What exactly is a vector bundle isomorphism Recall that a vector bundle (of rank $n$) is a family of vector spaces $V_x$ of dimension $n$ that is parameterized by a topological space $X$. In addition there is a continuous surjective map $\pi: E \to X$ where $E$ is also a topological space. On top of this it is required that for every $x \in X$ there be an open set $x \in U$, some $k$ and a homeomorphism $\varphi: U \times \mathbb R^k \to \pi^{-1}(U)$. (local triviality condition)
Two vector bundles are isomorphic if there is a homeomorphism on the total spaces $\phi : E \to E'$ with the property that $\phi|_{\pi^{-1}(x)}: \pi^{-1}(x) \to \pi'^{-1}(x)$ is a linear isomorphism.
Consider the example $X = S^1, E = \mathbb R^2$, $k=1$. From reading about vector bundles I know that there exist only two non-isomorphic vector bundles: the Moebius band and the annulus. But why this is so I don't understand: it's not clear to me why these two can't be isomorphic given the definition above and I also don't see why there are no others.
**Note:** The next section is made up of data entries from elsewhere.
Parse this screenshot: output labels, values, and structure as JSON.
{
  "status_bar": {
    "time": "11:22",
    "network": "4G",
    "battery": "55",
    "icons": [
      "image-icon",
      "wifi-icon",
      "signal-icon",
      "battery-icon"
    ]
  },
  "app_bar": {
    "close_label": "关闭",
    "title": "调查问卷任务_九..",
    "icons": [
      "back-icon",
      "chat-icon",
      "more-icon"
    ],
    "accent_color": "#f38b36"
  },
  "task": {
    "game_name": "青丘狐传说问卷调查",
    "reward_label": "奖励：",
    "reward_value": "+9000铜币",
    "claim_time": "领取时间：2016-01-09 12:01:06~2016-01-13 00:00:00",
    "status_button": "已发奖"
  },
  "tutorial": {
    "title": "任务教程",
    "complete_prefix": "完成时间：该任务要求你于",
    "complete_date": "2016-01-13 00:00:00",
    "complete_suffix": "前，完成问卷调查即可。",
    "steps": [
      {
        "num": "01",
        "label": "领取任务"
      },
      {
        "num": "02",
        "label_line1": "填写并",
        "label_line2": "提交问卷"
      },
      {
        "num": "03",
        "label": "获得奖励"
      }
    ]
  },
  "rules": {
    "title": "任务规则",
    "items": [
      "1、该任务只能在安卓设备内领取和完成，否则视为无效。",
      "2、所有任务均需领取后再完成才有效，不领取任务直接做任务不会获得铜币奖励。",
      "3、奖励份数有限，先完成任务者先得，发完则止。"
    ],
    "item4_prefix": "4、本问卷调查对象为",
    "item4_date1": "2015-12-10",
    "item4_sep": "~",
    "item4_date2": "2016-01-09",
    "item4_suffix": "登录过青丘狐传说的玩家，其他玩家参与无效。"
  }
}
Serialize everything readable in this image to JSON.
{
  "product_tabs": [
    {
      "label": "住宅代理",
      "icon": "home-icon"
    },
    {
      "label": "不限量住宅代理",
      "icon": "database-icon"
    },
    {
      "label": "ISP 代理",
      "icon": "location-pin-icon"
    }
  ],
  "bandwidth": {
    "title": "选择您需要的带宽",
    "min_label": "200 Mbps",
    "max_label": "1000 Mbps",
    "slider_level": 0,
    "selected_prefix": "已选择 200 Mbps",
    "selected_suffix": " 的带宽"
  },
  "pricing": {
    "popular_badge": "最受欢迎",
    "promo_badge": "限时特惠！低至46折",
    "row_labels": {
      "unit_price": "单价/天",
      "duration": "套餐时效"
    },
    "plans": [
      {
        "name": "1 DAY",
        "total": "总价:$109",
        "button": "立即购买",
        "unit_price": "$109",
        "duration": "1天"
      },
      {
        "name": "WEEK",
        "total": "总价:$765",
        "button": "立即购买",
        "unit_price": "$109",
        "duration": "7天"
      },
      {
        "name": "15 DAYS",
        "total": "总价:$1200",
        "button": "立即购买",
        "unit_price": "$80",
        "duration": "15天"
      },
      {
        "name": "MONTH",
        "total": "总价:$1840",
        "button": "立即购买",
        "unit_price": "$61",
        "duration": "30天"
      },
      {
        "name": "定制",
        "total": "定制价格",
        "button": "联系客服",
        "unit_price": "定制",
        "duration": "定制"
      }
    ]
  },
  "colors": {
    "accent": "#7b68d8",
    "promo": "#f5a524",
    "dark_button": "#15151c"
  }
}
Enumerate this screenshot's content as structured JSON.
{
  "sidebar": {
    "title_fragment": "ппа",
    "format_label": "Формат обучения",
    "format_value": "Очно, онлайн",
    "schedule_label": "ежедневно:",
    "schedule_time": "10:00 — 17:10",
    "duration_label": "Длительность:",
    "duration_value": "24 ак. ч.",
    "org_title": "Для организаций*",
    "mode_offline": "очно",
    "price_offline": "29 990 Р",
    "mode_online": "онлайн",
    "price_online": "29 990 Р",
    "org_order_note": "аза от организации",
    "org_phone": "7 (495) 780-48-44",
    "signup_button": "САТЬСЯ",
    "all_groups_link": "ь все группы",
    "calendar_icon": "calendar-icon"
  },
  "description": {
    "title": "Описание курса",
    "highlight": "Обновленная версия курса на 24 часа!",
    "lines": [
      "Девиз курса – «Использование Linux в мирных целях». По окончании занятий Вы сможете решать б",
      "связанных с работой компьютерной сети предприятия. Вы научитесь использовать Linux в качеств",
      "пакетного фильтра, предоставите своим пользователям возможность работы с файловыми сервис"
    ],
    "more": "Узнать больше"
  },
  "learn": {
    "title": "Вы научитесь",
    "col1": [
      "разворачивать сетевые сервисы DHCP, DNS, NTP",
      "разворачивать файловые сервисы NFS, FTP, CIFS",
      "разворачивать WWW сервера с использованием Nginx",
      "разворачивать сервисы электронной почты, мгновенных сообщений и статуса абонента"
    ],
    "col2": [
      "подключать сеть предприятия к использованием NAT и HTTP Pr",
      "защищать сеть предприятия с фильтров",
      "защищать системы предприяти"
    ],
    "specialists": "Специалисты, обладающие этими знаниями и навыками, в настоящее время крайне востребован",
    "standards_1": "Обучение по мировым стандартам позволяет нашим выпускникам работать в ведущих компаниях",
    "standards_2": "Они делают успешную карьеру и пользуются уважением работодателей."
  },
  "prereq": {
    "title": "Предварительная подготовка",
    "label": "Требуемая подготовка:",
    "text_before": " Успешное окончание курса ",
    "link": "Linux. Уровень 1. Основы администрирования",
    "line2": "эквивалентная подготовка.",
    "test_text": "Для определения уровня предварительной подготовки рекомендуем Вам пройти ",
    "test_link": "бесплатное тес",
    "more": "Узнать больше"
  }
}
To illustrate why I don't understand why there can't be others consider the vector bundle that "twists around" twice. (If the Moebius band is "twisting around" once and the annulus zero times). It's not clear to me why this is isomorphic to either the annulus or the Moebius band. Also why is it a twist that distinguishes isomorphic bundles? Slightly warping the fibres still leaves the bundles isomorphic: how does it work?
 A: The annulus and the Möbius band can't be isomorphic because the total spaces are not homeomorphic - the annulus is orientable, but the Möbius band is not. An alternative proof is that the annulus admits nowhere vanishing sections, while the Möbius band doesn't (essentially by the intermediate value theorem).
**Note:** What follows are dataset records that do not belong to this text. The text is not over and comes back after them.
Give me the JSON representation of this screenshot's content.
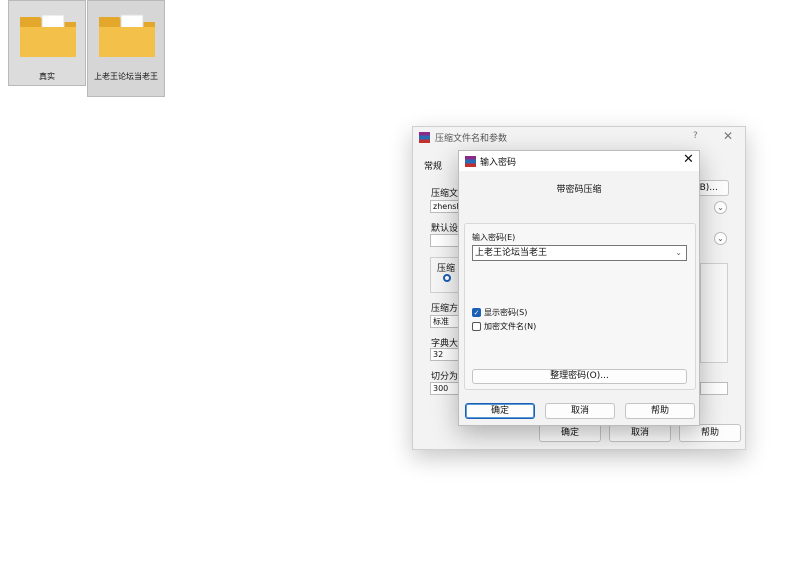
{
  "desktop": {
    "icons": [
      {
        "label": "真实"
      },
      {
        "label": "上老王论坛当老王"
      }
    ]
  },
  "back_dialog": {
    "title": "压缩文件名和参数",
    "help_glyph": "?",
    "close_glyph": "✕",
    "tab": "常规",
    "archive_label": "压缩文",
    "archive_value": "zhensh",
    "browse_btn": "(B)...",
    "default_label": "默认设",
    "group_label": "压缩",
    "method_label": "压缩方",
    "method_value": "标准",
    "dict_label": "字典大",
    "dict_value": "32",
    "split_label": "切分为",
    "split_value": "300",
    "ok_btn": "确定",
    "cancel_btn": "取消",
    "help_btn": "帮助"
  },
  "front_dialog": {
    "title": "输入密码",
    "close_glyph": "✕",
    "subtitle": "带密码压缩",
    "password_label": "输入密码(E)",
    "password_value": "上老王论坛当老王",
    "show_password_label": "显示密码(S)",
    "show_password_checked": true,
    "encrypt_names_label": "加密文件名(N)",
    "encrypt_names_checked": false,
    "organize_btn": "整理密码(O)...",
    "ok_btn": "确定",
    "cancel_btn": "取消",
    "help_btn": "帮助"
  },
  "colors": {
    "accent": "#1a5fb4",
    "folder": "#f3c04a",
    "folder_dark": "#e3a82b"
  }
}
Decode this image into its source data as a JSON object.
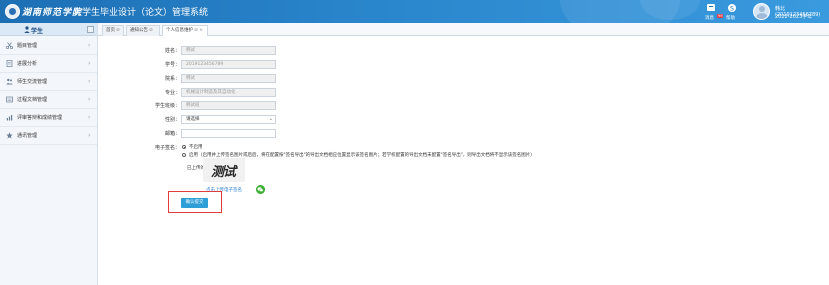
{
  "header": {
    "logo_text": "湖南师范学院",
    "title": "大学生毕业设计（论文）管理系统",
    "icons": [
      {
        "name": "notification-icon",
        "label": "消息",
        "badge": "99"
      },
      {
        "name": "help-icon",
        "label": "帮助"
      }
    ],
    "user_name": "韩北(2019123456789)",
    "academic_year": "2022-2023学年"
  },
  "sidebar": {
    "title": "学生",
    "items": [
      {
        "label": "题目管理",
        "icon": "scissors-icon"
      },
      {
        "label": "进展分析",
        "icon": "document-icon"
      },
      {
        "label": "师生交流管理",
        "icon": "people-icon"
      },
      {
        "label": "过程文档管理",
        "icon": "folder-icon"
      },
      {
        "label": "评审答辩和成绩管理",
        "icon": "chart-icon"
      },
      {
        "label": "通讯管理",
        "icon": "star-icon"
      }
    ]
  },
  "tabs": [
    {
      "label": "首页",
      "close": "⊘"
    },
    {
      "label": "通知公告",
      "close": "⊘"
    },
    {
      "label": "个人信息维护",
      "close": "⊘ ×"
    }
  ],
  "form": {
    "name_label": "姓名：",
    "name_value": "韩试",
    "student_id_label": "学号：",
    "student_id_value": "2019123456789",
    "department_label": "院系：",
    "department_value": "韩试",
    "major_label": "专业：",
    "major_value": "机械设计制造及其自动化",
    "class_label": "学生班级：",
    "class_value": "韩试班",
    "gender_label": "性别：",
    "gender_value": "请选择",
    "email_label": "邮箱：",
    "email_value": "",
    "signature_label": "电子签名：",
    "option_disable": "不启用",
    "option_enable": "启用（启用并上传签名图片或后后，将在配置按\"签名导出\"的导出文档相应位置显示该签名图片；若学校配置的导出文档未配置\"签名导出\"，则导出文档将不显示该签名图片）",
    "uploaded_label": "已上传的签名图片：",
    "signature_text": "测试",
    "upload_link": "点击上传电子签名",
    "confirm_button": "确认提交"
  }
}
It's not so easy (to me) to quickly justify why these are the only possibilities, but I claim that for any two line bundles $E$ and $E'$ on the the map $E\to E'$ given by mapping each $(x,v)$ in $E$ to the point $(x,v)'$ in $E'$ with the same coordinates* is a homeomorphism exactly when the "number of twists" has the same parity for both $E$ and $E'$.
*I'm not sure this explanation is very clear - what I mean is that once you have identified each fibre with $\mathbb{R}$ via the local trivialization, the points in both $E$ and $E'$ look like pairs $(x,v)$ for $x\in S^1$ and $v\in\mathbb{R}$, but this means something different depending on which bundle you are in.
A: The doubly-twisted annulus is isomorphic to the annulus (in general, twisted annuli are isomorphic if their twist numbers are equivalent mod 2) because it is allowed to "pass through itself" on the way - in other words, the particular embedding of these objects in $\mathbb{R}^3$ is irrelevant. The motion that turns a doubly-twisted annulus into an annulus seems counterintuitive only because, if we were (unnecessarily) restricting ourselves to 3-space, it would have to pass through itself.
Lastly, the reason why a twist is something that changes the isomorphism class of the bundle is that it is a global change. In fact, the very idea of "bundle" means that two bundles of the same rank on the same space will locally be isomorphic - the only distinguishing features of bundles must be things that take into account what the entire bundle does at once.